“Ridare voce ad un mondo per lo più scomparso vuol dire non far scomparire una cultura che affonda le proprie radici nella storia. Si pescava il tonno ben prima di Cristo e tutto quel sapere empirico non è andato perduto, anche se da qualche anno le tonnare non pescano più. Gli ultimi tonnaroti sono stati portatori di questa cultura antica che oggi però purtroppo si sta perdendo e un’operazione così serve a tenere viva la memoria di un bene immateriale”.

A parlare è Ninni Ravazza, giornalista e scrittore con un passato da corallaro, che ha vissuto 20 stagioni di pesca nella tonnara di Bonagia, come sub. Autore del libro Diario di tonnara e voce narrante nell’omonimo documentario diretto da Giovanni Zoppeddu, oggi alla XIII Festa del Cinema di Roma.

Prodotto da Istituto Luce Cinecittà (che lo distribuirà anche nelle sale), Diario di tonnara è un tuffo tra memoria e presente che porta in superficie le comunità dei pescatori di tonno, divise tra pragmatismo del lavoro e tensione al sacro, un inno alla fatica del vivere, ma anche alla naturale propensione di una comunità alla tradizione e al rito. Rais, tonnare e tonnaroti rappresentano il centro da cui si dipanano i racconti di un tempo passato che grazie al potere del cinema riemerge magicamente dall’oblio.
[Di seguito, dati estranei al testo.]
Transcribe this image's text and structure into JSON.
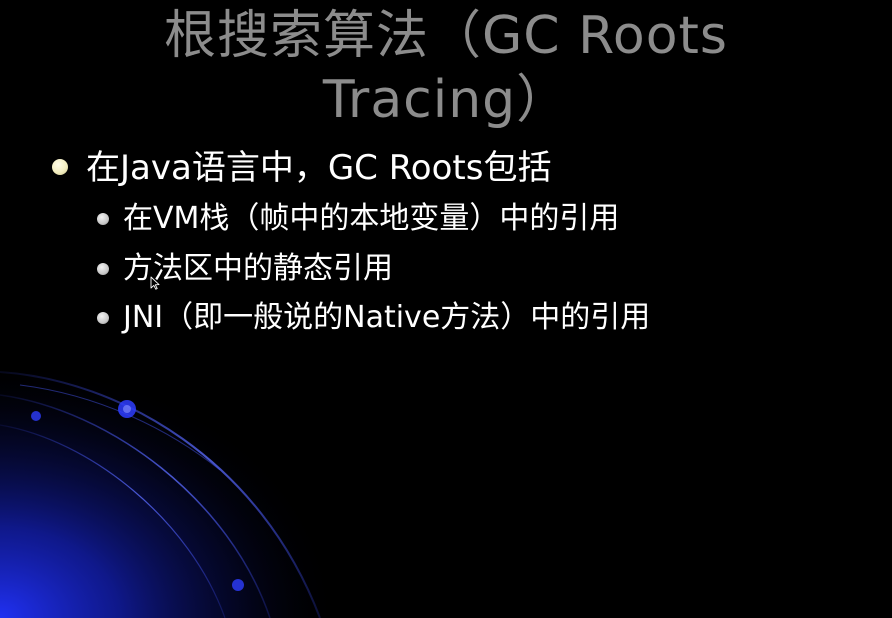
{
  "slide": {
    "title_line1": "根搜索算法（GC Roots",
    "title_line2": "Tracing）",
    "bullet_main": "在Java语言中，GC Roots包括",
    "sub_bullets": [
      "在VM栈（帧中的本地变量）中的引用",
      "方法区中的静态引用",
      "JNI（即一般说的Native方法）中的引用"
    ]
  },
  "colors": {
    "background": "#000000",
    "title": "#8c8c8c",
    "text": "#ffffff",
    "accent_blue": "#1a2bd6",
    "main_bullet": "#f3eec0",
    "sub_bullet": "#c8c8c8"
  },
  "icons": [
    "mouse-cursor-icon"
  ]
}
“Durante un viaggio di lavoro, alcuni anni fa, sono arrivato nel borgo di Bonagia. Notai subito il grande edificio sul porto, dinnanzi al quale erano adagiate alcune barche usurate dal tempo e dalle intemperie. I primi indizi mi raccontavano che quella tonnara aveva perso la sua originaria funzione, diventando un albergo”, racconta il regista, Giovanni Zoppeddu, che prosegue: “Mi ritrovai a leggere tante testimonianze, racconti e leggende, tra cui anche il diario di Ninni Ravazza. Mi si spalancò davanti un mondo a tinte quasi mitologiche, popolato da eroi e dalle tradizioni millenarie che questi pescatori - nella loro semplice ricerca di sostentamento - portavano avanti di padre in figlio. Com’era possibile che tutto questo fosse scomparso? Come poteva un modello millenario scomparire così, nel silenzio, accecato dal mondo industriale?”.

E come è stato possibile riportare a galla, sullo schermo, tutto questo?

“Alle suggestioni del libro si sono aggiunte le splendide immagini dell’Archivio Luce – racconta ancora il regista –. Con il repertorio abbiamo fatto prima un lavoro di ricerca molto importante, insieme a Luca Onorati (il responsabile del montaggio, ndr). Abbiamo trovato documentari anonimi e grandi autori come De Seta, Quilici, Alliata. Utilizzare il loro lavoro un po’ mi intimidiva, ma poi quando il documentario ha iniziato ad avere le parti oniriche, mitologiche, abbiamo pensato fosse giusto attingere anche da loro proprio per la profondità delle loro immagini. Rispettarli e non porsi sul loro livello è stato l’unico modo per poterlo fare”.

Giovanni Zoppeddu

Materiale di repertorio che ci riporta alla Sicilia degli anni passati, contrapposto alle immagini del presente catturate invece in Sardegna:

“Sicilia e Sardegna sono due isole diverse, accomunate però dalla tonnara. La Sardegna è stata fondamentale nel racconto, perché in Sicilia non esistono più le tonnare. Ne resistono un paio in Sardegna, a Carloforte ad esempio, dove un rais mantiene ancora le tradizioni, portando anche i giovani con lui. In Sardegna ancora ci credono, per alcuni anni forse durerà, non si fa più la mattanza, c’è un altro sistema tecnologico. A Carloforte abbiamo però ritrovato la scaramanzia, la religiosità, il vivere assecondando i tempi naturali e soprattutto il senso di comunità”, dice Zoppeddu.